ByChris Moore, writer at Creators.co
Full-time writer and professional movie geek; writer of all things Star Wars, DC and Marvel for the Moviepilot Editorial team. @Irish_CGM
Chris Moore

I wasn't sure what to think of the most recent Gotham episode, 'Tonight's The Night.' There was a lot of build up for what was ultimately a disappointing payoff. I suppose we still have plenty of episodes to go, but 'Tonight's The Night' seemed uninspired.

In last night's episode we saw Galavan sending Jim Gordon's ex, Barbara, to kill him, presumably to distract Gordon with a plan too complex and surreal for an audience to follow, while he made an attempt to screw over Bruce Wayne.

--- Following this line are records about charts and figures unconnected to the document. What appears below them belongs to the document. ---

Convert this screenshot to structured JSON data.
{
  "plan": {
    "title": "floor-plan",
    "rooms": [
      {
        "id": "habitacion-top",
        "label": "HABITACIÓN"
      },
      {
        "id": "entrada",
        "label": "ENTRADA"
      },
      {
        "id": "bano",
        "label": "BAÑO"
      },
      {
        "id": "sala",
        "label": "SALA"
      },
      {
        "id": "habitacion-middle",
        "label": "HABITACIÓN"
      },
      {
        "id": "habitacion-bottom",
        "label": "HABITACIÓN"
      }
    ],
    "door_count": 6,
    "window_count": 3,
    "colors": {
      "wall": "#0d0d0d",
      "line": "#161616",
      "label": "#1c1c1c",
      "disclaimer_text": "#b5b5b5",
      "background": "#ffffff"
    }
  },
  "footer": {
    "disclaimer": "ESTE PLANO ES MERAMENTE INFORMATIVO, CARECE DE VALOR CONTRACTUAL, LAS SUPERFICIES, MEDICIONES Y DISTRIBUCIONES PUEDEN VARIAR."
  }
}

Galavan's genius plan involved tricking a 13-year-old Bruce into signing away Wayne Enterprises, a "business deal" which any future genius-level tactician and strategist could see through in a heartbeat. Anyway, isn't Bruce too young to sign away a company?

Believe it or not Bruce considers the decision, despite Alfred advising him against it, but changes his mind at the very last minute, after which Galavan is arrested unrealistically promptly for the kidnapping of Mayor James. Galavan is carted off by Gordon and the GCPD, leaving Bruce looking sullen as the letter supposedly containing the identity of his parents' killer burns.

Don't misunderstand, the scene with Bruce sitting across from Galavan is pretty good. Galavan appeals to Bruce's good nature, claiming that Wayne Enterprises is corrupt and in need of cleansing, which of course only he can do.

Actors David Mazouz and James Frain actually worked well on screen to pull together the primary plot point. It was more the writing of the episode that didn't work. The plot was too convenient and poorly constructed, and not everything panned out.

There were also very few easter eggs and DC references in the episode, but I've lined a few up interesting aspects of the episode.

Easter Eggs and DC References

1. The Early Days of Batman

For starters, Bruce and Alfred discussed how long it will take until Bruce is ready to fight the corruption in his family's company.

"My training -- the skills that I need to take down the corruption at Wayne Enterprises -- how long will it take?" [...] "A year, two years, five?"
"Well a lot longer than that for you to be the man that you need to be."

This was a fairly clear reference to the intense training Batman went through to become the vigilante. Of course, the way in which Bruce achieved his Batman status and how long it took has changed with the various reinterpretations of the character; however, it's clear that he doesn't manage it while still a child.

This is also a kick in the teeth for any Gotham fans who were hoping to see Batman in the near future. How long will they have to wait? "A lot longer," apparently.

2. Dreams

Sleep and dreams were important thematically this episode, which began with an extended dream sequence fresh from the mind of Barbara Gordon. The interesting scene depicted Barbara and Gordon's wedding which didn't particularly go as planned.

Crazy-story-short, a small black bird flew out of Barbara Gordon's mouth, followed by her finding her mouth bound and the guests pointing guns at her. The sequence seems to represent her defeat, as well as her dissatisfaction with how she's treated others.

Does this mean she's going to be redeemed? Considering how the rest of the episode played out I doubt it, but it was an interesting development to see a visual display of her mental state.

3. The Wedding of The Gordon's

I've already covered this to a certain extent. But it's worth pointing out that in the comic books Jim Gordon and Barbara Kean do get married, after which they start a family, including a couple of mini-Gordons.

After the events of 'Tonight's The Night' it's unlikely that we'll be seeing any fun-size Gordons running around Gotham, but it's a nice wink to the comic books.

4. The Cave

The cave hasn't made much of an appearance on Gotham since its discovery in the Season 1 finale and in the premiere of Season 2. But in order to make the potentially-devastating decision as to whether he should sell his family company, Bruce retired to the pre-batcave.

In it we observe an intense and well-crafted scene between Bruce and Alfred where they discuss his future and training. Amidst the discussion we see some great shots of the future batcave.

The location was the perfect choice for the scene, in which the pair discuss fundamental aspects of Bruce Wayne's childhood and events which will ultimately lead to his becoming Batman.

Overall, I found 'Tonight's The Night' to be a little disappointing, but within the episode some fantastic scenes were imbedded: the dream sequence and the discussion in the batcave. I feel like the show's creators are building up to a big reveal, which I'm anxious to see.